The other reason is that, as Lennie mentioned, UR is not a four-year liberal arts college. UR is a research university. This makes it different from other four-year liberal arts colleges because UR must build a staff that allows it to be competitive with other institutions from a research standpoint.
‘[The University] sees itself as contributing to research programs that are nationally and internationally important, not just educating its own students,” Eaves said.
Within the biology department, Professor John Jaenike who has had tenure since 1986 agreed that appointments to tenure depend primarily on research and that teaching is counted as a secondary qualification.
However, he emphasized a positive relationship between research and teaching.
‘If a teacher shows passion and love for what they research, it usually trickles over into the classroom,” Jaenike explained.
Tenure is also a distinction that focuses more on what it allows for a professor within his or her research than what it allows for them in the classroom.
In his 22 years as a tenured professor, Jaenike has enjoyed the job security because it has changed the way he has approached his research at the University.
‘Knowing I have tenure is nice so that I can set up long-term research goals,” he said.
Within the political science department, Professor David Primo, who was up for tenure a little over a year ago, has a similar view on what tenure will enable him to accomplish.
‘Tenure is a reflection that your department and the field more generally views your research as being important,” Primo explained. ‘It is allows you more freedom to explore new and perhaps uncharted research waters.”
From a research standpoint, the qualifications for tenure are generally structured and easy to evaluate, even though the definition of research varies for each field of study.
‘For biology, the number one criteria [for receiving tenure] is whether you can do independent, scholarly research,” Jaenike said.
According to Eaves, in science departments this research criteria usually refers to lab work. In the humanities and in social sciences, however, research is considered in terms of the faculty member’s publications.
When a professor is up for tenure, he or she usually has published a book in addition to writing articles.
By the time Primo was up for tenure, for example, he had published two books and a variety of articles that touched on different aspects of his field, American politics and political economy.
These publications are under rigorous scrutiny and review by academic peers during the tenure process.
‘The department first has to decide whether your case is likely to merit tenure,” Primo said. ‘If it decides that it does, then it finds experts in your field at top research universities to comment on the merits of your research.”
But while UR prides itself as being research-oriented, the University’s Web site also boasts that it ‘remains one of the smallest and most collegiate among top research universities, with smaller classes, a low 9:1 student-to-teacher ratio and increased interactions with faculty.”

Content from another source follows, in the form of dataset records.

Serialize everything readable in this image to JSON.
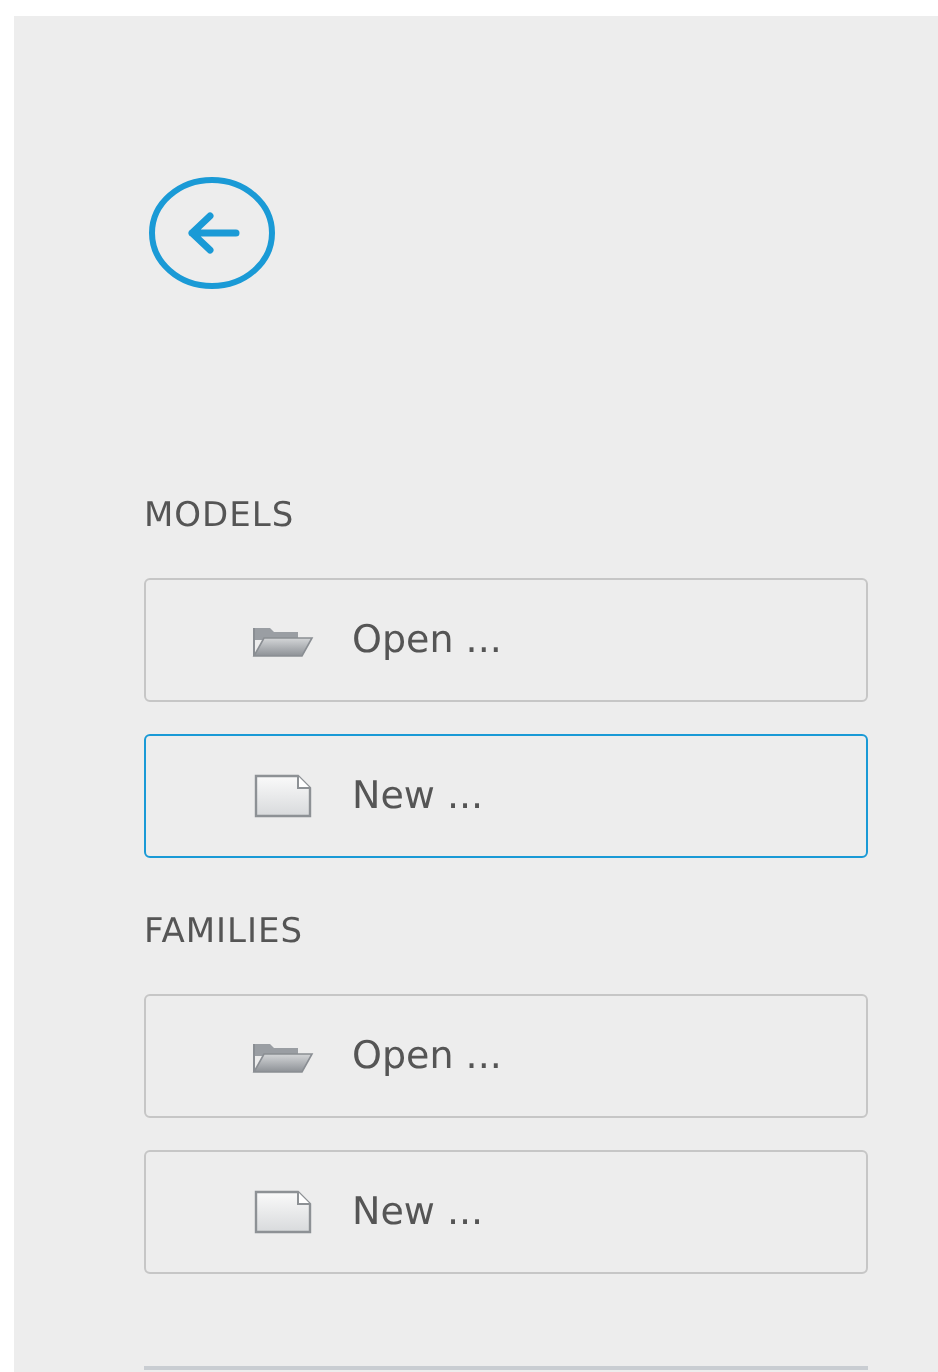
{
  "back_button": {
    "kind": "back"
  },
  "sections": [
    {
      "title": "MODELS",
      "items": [
        {
          "kind": "open",
          "label": "Open ...",
          "focused": false
        },
        {
          "kind": "new",
          "label": "New ...",
          "focused": true
        }
      ]
    },
    {
      "title": "FAMILIES",
      "items": [
        {
          "kind": "open",
          "label": "Open ...",
          "focused": false
        },
        {
          "kind": "new",
          "label": "New ...",
          "focused": false
        }
      ]
    }
  ]
}
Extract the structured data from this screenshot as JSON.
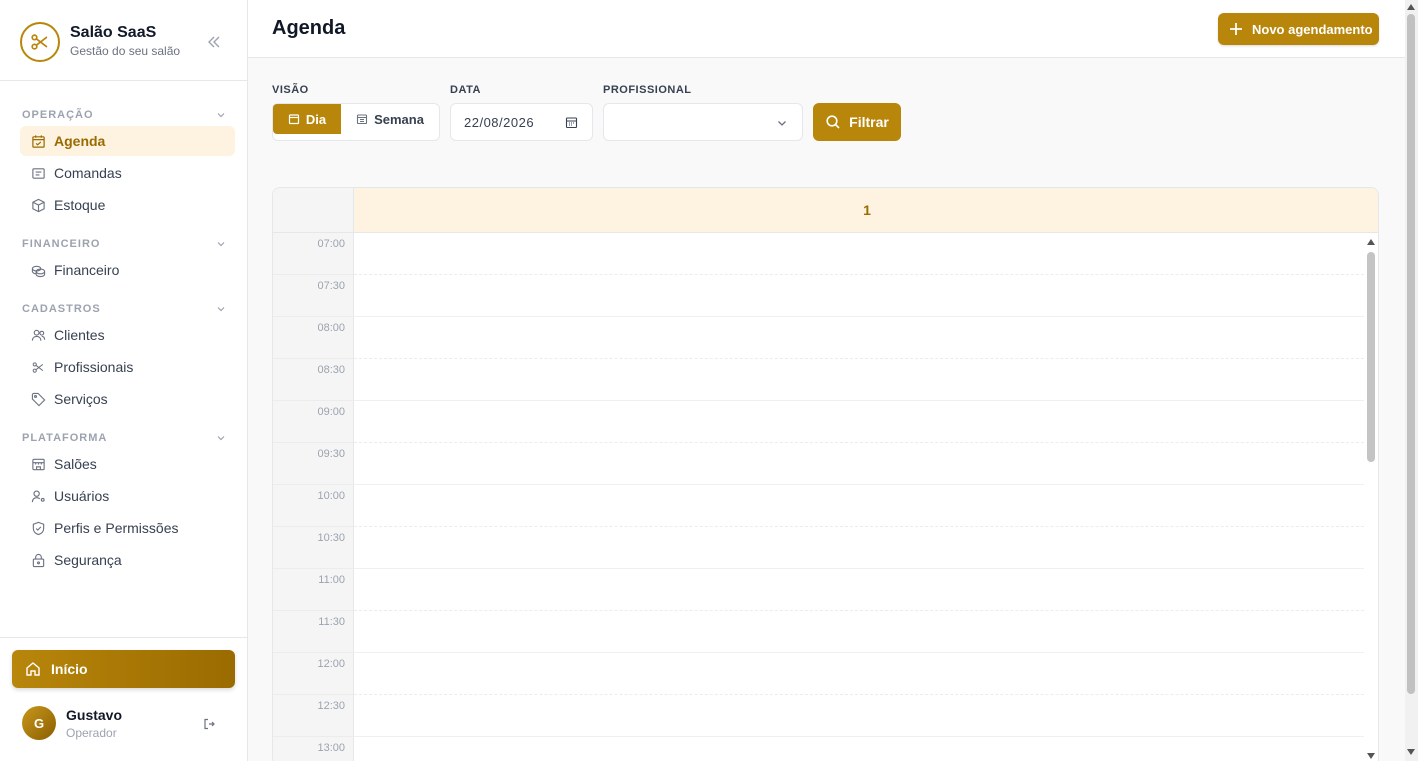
{
  "brand": {
    "title": "Salão SaaS",
    "subtitle": "Gestão do seu salão"
  },
  "sidebar": {
    "sections": [
      {
        "label": "OPERAÇÃO",
        "items": [
          {
            "label": "Agenda",
            "icon": "calendar-icon",
            "active": true
          },
          {
            "label": "Comandas",
            "icon": "receipt-icon"
          },
          {
            "label": "Estoque",
            "icon": "box-icon"
          }
        ]
      },
      {
        "label": "FINANCEIRO",
        "items": [
          {
            "label": "Financeiro",
            "icon": "coins-icon"
          }
        ]
      },
      {
        "label": "CADASTROS",
        "items": [
          {
            "label": "Clientes",
            "icon": "users-icon"
          },
          {
            "label": "Profissionais",
            "icon": "scissors-icon"
          },
          {
            "label": "Serviços",
            "icon": "tag-icon"
          }
        ]
      },
      {
        "label": "PLATAFORMA",
        "items": [
          {
            "label": "Salões",
            "icon": "store-icon"
          },
          {
            "label": "Usuários",
            "icon": "user-cog-icon"
          },
          {
            "label": "Perfis e Permissões",
            "icon": "shield-icon"
          },
          {
            "label": "Segurança",
            "icon": "lock-icon"
          }
        ]
      }
    ],
    "home_label": "Início",
    "user": {
      "initial": "G",
      "name": "Gustavo",
      "role": "Operador"
    }
  },
  "header": {
    "title": "Agenda",
    "new_button": "Novo agendamento"
  },
  "filters": {
    "view_label": "VISÃO",
    "view_day": "Dia",
    "view_week": "Semana",
    "date_label": "DATA",
    "date_value": "22/08/2026",
    "professional_label": "PROFISSIONAL",
    "professional_value": "",
    "filter_button": "Filtrar"
  },
  "calendar": {
    "column_header": "1",
    "times": [
      "07:00",
      "07:30",
      "08:00",
      "08:30",
      "09:00",
      "09:30",
      "10:00",
      "10:30",
      "11:00",
      "11:30",
      "12:00",
      "12:30",
      "13:00"
    ]
  },
  "colors": {
    "accent": "#b8860b",
    "accent_light": "#fdf3e0",
    "accent_text": "#9a6b00"
  }
}
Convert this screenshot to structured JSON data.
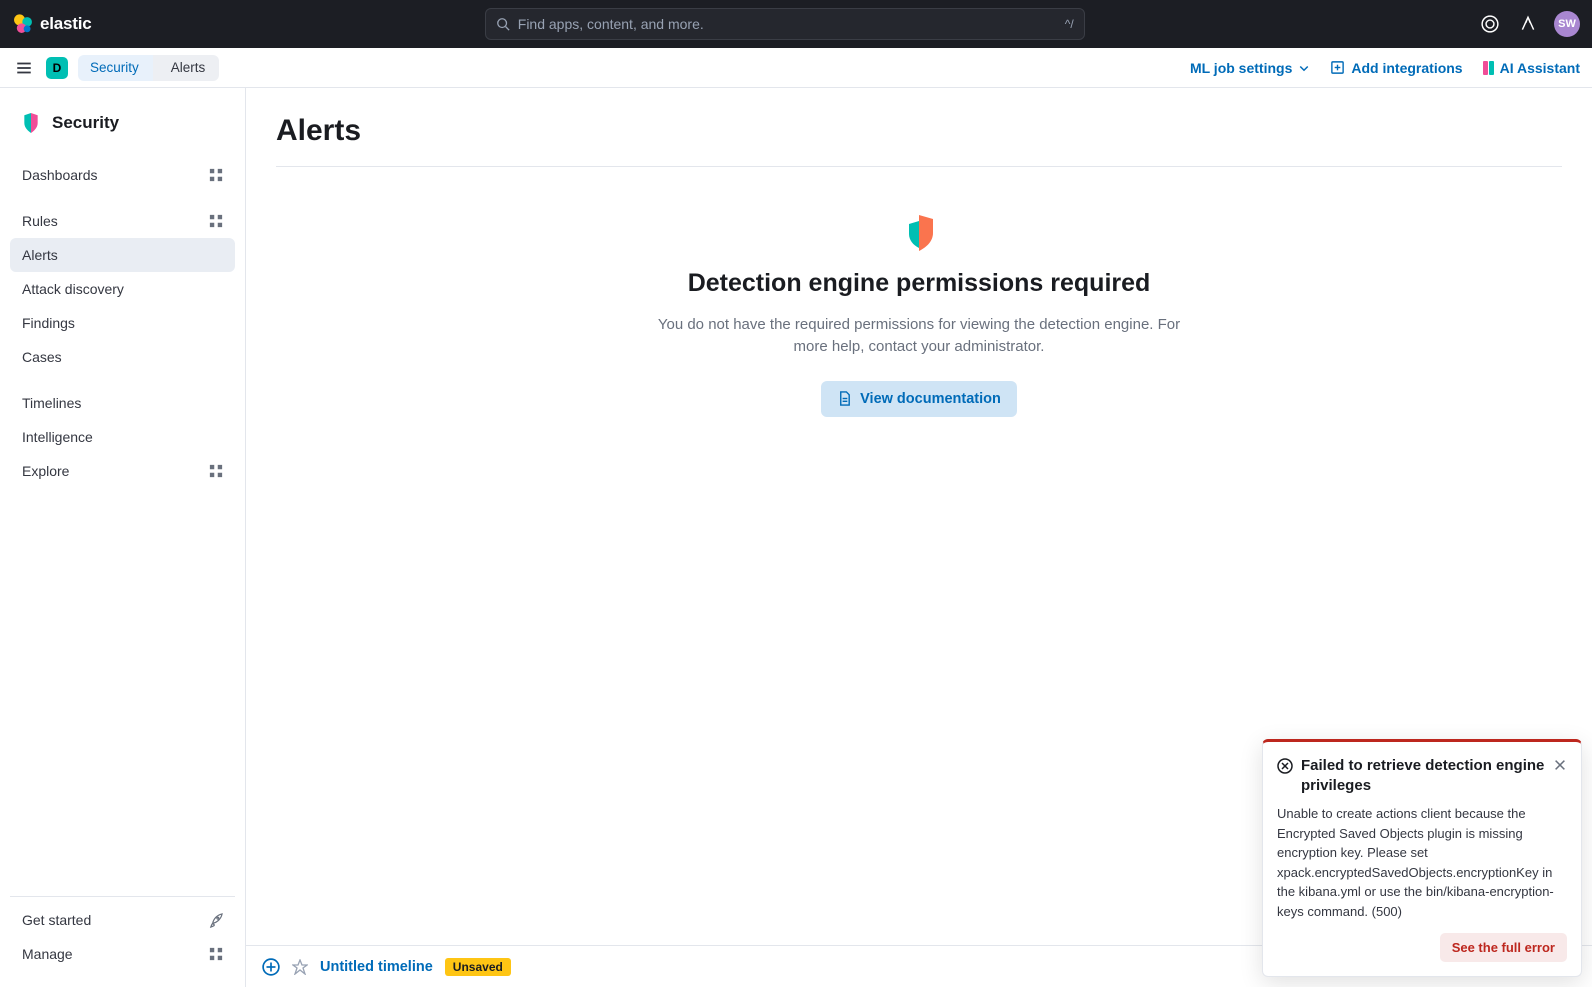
{
  "header": {
    "logo_text": "elastic",
    "search_placeholder": "Find apps, content, and more.",
    "search_shortcut": "^/",
    "avatar_initials": "SW"
  },
  "subheader": {
    "space_letter": "D",
    "breadcrumbs": {
      "security": "Security",
      "alerts": "Alerts"
    },
    "ml_job_settings": "ML job settings",
    "add_integrations": "Add integrations",
    "ai_assistant": "AI Assistant"
  },
  "sidebar": {
    "title": "Security",
    "items": {
      "dashboards": "Dashboards",
      "rules": "Rules",
      "alerts": "Alerts",
      "attack_discovery": "Attack discovery",
      "findings": "Findings",
      "cases": "Cases",
      "timelines": "Timelines",
      "intelligence": "Intelligence",
      "explore": "Explore"
    },
    "bottom": {
      "get_started": "Get started",
      "manage": "Manage"
    }
  },
  "main": {
    "page_title": "Alerts",
    "empty_title": "Detection engine permissions required",
    "empty_text": "You do not have the required permissions for viewing the detection engine. For more help, contact your administrator.",
    "doc_button": "View documentation"
  },
  "timeline": {
    "title": "Untitled timeline",
    "badge": "Unsaved"
  },
  "toast": {
    "title": "Failed to retrieve detection engine privileges",
    "body": "Unable to create actions client because the Encrypted Saved Objects plugin is missing encryption key. Please set xpack.encryptedSavedObjects.encryptionKey in the kibana.yml or use the bin/kibana-encryption-keys command. (500)",
    "button": "See the full error"
  }
}
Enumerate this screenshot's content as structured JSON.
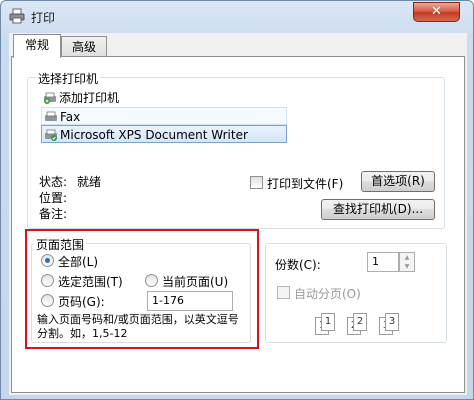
{
  "window": {
    "title": "打印",
    "close_symbol": "✕"
  },
  "tabs": [
    {
      "label": "常规"
    },
    {
      "label": "高级"
    }
  ],
  "select_printer": {
    "group_label": "选择打印机",
    "items": [
      {
        "label": "添加打印机",
        "icon": "add-printer-icon"
      },
      {
        "label": "Fax",
        "icon": "fax-printer-icon"
      },
      {
        "label": "Microsoft XPS Document Writer",
        "icon": "xps-printer-icon",
        "selected": true
      }
    ]
  },
  "status": {
    "status_label": "状态:",
    "status_value": "就绪",
    "location_label": "位置:",
    "comment_label": "备注:"
  },
  "print_to_file_label": "打印到文件(F)",
  "preferences_button": "首选项(R)",
  "find_printer_button": "查找打印机(D)...",
  "page_range": {
    "group_label": "页面范围",
    "all_label": "全部(L)",
    "selection_label": "选定范围(T)",
    "current_page_label": "当前页面(U)",
    "pages_label": "页码(G):",
    "pages_value": "1-176",
    "hint": "输入页面号码和/或页面范围，以英文逗号分割。如，1,5-12"
  },
  "copies": {
    "label": "份数(C):",
    "value": "1",
    "collate_label": "自动分页(O)",
    "collate_pages": [
      "1",
      "1",
      "2",
      "2",
      "3",
      "3"
    ]
  },
  "colors": {
    "highlight_box": "#e0101a",
    "selection": "#d3e6fb"
  }
}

This is a distinction that led some to question just what the focus should be in granting tenure.
‘I believe that teaching should count more [in deciding tenure],” Jaenike said, reasoning that, ‘[It’s] an important part of the mission here.”
But it can undoubtedly be difficult to find that equilibrium between exceptional research and teaching excellence.
‘In one sense, professors are facing in toward the students and faculty,” Eaves said. ‘But at the same time, we are facing out toward the most expert in our field. So while, at a small liberal arts college, the focus is more inward, at UR, it must be a balance between the two.”
Hilfinger is a member of the class of 2010.